The Indian Navy’s (IN’s) longstanding plan to build and commission its second indigenous aircraft carrier (IAC-2) into service by 2030–32 has been further postponed due to steadily declining budgets, technological hurdles, and, above all, enduring delays by the Ministry of Defence (MoD) in approving the programme.
The proposed 65,000–70,000 tonne conventionally powered ‘flat top’ carrier – tentatively named Vishal (Grand) – capable of embarking 50–60 fixed- and rotary-wing platforms, attaining speeds of up to 30 kt, and projected to cost INR800–900 billion (USD11.65–13 billion) – is part of the IN’s Maritime Capability Perspective Plan (MCCP).
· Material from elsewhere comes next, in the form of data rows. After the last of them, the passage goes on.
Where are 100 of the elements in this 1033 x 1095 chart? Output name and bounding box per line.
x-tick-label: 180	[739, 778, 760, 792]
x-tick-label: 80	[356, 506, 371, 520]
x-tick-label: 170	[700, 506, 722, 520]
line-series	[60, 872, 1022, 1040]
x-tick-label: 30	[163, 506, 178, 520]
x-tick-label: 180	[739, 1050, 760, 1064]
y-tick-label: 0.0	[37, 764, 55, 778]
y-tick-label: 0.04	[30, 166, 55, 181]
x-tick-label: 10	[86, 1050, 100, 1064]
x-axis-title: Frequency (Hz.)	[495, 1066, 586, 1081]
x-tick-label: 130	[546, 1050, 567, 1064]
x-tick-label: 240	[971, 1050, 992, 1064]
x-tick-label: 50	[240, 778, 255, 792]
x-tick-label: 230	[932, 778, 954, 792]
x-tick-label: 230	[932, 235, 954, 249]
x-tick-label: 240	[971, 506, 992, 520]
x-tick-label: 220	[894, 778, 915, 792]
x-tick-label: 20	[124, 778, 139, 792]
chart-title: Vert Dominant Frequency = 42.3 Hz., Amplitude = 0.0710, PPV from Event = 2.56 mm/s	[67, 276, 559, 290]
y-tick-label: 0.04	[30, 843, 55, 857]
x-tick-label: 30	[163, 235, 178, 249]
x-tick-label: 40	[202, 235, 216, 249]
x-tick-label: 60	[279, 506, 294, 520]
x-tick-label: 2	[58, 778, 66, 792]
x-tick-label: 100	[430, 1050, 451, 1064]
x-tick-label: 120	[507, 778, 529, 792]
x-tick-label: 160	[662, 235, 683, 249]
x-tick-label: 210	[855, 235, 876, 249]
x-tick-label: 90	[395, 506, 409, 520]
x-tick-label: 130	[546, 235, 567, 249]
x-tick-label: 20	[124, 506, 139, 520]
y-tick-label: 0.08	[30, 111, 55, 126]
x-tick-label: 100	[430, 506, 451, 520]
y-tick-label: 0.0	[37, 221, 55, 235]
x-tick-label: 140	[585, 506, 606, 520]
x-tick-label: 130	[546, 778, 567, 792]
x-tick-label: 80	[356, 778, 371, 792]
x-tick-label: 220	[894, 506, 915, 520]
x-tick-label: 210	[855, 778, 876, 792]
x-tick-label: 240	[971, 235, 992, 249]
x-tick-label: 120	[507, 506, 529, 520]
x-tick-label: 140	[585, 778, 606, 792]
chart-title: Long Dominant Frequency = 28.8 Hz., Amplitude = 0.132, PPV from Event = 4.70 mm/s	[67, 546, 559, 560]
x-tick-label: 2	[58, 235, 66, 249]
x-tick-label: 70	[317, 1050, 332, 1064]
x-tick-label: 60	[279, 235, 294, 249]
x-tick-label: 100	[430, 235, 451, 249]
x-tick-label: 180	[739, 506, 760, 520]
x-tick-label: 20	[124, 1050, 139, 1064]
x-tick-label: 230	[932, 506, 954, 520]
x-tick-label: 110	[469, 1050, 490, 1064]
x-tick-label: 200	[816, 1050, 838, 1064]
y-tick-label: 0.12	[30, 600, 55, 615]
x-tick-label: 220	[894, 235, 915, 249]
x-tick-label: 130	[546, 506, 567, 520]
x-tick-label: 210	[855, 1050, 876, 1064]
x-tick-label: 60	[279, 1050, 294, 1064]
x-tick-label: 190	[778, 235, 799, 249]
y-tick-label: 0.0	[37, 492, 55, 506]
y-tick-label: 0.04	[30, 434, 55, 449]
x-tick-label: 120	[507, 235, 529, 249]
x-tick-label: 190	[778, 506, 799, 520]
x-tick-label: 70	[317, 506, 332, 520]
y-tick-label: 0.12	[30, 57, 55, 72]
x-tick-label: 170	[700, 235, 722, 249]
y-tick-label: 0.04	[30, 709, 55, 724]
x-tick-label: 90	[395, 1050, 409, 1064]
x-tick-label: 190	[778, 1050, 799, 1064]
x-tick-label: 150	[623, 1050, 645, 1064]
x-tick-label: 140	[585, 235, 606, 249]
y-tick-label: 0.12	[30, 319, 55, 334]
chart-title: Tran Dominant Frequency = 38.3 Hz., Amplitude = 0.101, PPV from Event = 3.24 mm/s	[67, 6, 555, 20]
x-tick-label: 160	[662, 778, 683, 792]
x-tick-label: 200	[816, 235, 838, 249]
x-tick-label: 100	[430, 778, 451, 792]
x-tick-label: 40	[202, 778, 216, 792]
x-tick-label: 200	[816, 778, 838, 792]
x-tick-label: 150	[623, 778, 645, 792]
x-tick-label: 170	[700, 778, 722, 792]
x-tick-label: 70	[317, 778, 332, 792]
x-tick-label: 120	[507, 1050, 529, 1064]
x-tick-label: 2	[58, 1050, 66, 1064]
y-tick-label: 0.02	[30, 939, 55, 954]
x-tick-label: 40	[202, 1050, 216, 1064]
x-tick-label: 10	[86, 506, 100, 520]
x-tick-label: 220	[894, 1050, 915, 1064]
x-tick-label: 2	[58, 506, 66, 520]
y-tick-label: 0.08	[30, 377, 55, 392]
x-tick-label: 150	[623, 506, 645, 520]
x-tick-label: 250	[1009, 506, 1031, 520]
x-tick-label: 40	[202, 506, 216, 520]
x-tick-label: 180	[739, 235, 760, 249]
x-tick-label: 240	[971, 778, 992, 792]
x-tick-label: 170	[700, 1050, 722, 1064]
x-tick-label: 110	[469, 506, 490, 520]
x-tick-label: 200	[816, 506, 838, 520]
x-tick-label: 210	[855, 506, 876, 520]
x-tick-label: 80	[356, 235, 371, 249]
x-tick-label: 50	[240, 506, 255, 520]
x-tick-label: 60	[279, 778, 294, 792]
First announced in 2005 and later updated for the 15-year period until 2027, the MCPP envisages the IN fielding three carrier battle groups (CBGs): one for each seaboard and one in reserve. For the IN, CBGs incorporate its ‘sea control’ approach to regional power projection, helping shape the regional security environment and countering Chinese plans of fielding 5–6 carriers in the strategically vital Indian Ocean Region (IOR).
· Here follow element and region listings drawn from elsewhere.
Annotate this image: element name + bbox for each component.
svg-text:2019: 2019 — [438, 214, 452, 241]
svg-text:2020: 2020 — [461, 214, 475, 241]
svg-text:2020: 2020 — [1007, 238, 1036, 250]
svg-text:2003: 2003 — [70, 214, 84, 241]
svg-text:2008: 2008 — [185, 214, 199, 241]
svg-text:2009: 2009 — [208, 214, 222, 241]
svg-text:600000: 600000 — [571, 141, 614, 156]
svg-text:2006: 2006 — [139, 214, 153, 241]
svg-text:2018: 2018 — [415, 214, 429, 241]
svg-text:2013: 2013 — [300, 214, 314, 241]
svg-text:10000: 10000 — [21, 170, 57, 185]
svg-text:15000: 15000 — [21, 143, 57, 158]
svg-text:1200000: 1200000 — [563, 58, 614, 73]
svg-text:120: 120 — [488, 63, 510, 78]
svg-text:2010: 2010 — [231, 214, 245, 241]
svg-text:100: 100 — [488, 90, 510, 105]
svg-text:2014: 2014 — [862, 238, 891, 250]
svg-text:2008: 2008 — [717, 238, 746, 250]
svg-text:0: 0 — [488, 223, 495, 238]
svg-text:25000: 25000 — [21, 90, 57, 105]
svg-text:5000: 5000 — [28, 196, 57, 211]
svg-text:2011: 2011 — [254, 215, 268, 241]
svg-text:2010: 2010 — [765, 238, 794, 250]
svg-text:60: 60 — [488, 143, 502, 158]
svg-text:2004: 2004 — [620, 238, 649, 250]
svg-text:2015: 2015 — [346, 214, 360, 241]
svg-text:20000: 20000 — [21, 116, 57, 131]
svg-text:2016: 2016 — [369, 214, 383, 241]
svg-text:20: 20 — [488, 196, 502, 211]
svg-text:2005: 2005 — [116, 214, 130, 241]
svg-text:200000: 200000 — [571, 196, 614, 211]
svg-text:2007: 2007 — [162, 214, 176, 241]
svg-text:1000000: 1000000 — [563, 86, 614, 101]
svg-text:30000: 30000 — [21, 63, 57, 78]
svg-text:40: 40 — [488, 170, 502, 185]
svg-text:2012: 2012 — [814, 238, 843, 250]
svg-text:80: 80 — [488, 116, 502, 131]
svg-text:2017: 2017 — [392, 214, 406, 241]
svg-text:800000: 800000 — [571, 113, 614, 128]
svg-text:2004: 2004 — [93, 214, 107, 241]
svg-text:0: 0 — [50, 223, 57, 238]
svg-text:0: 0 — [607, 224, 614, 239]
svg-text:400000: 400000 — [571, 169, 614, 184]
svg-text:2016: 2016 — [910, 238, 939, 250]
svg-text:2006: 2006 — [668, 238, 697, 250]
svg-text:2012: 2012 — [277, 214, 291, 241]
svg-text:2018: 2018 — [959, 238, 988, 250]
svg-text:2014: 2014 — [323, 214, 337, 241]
“The government needs to urgently take a call on approving the IAC-2, as that will determine whether or not China dominates India in the IOR,” former IN chief of staff Admiral Arun Prakash told Jane’s. If not, India will end up playing a subsidiary role in this region, he added.
The IN currently has just one aircraft carrier in operation: the 44,000-tonne refurbished Kiev-class carrier INS Vikramaditya (ex- Admiral Gorshkov ), with its MiG-29K/KuB (Fulcrum-D) fighter group. INS Viraat (ex-HMS Hermes ), the service’s second 23,900-tonne Centaur-class carrier, was decommissioned in March 2017 following 30 years of service.
By 2018–19, Vikramaditya was to have been supplemented by INS Vikrant, the 37,000-tonne Project 71 carrier with a short take-off but arrested recovery (STOBAR) configuration that has been under construction since 2009 at Cochin Shipyard Limited, southern India.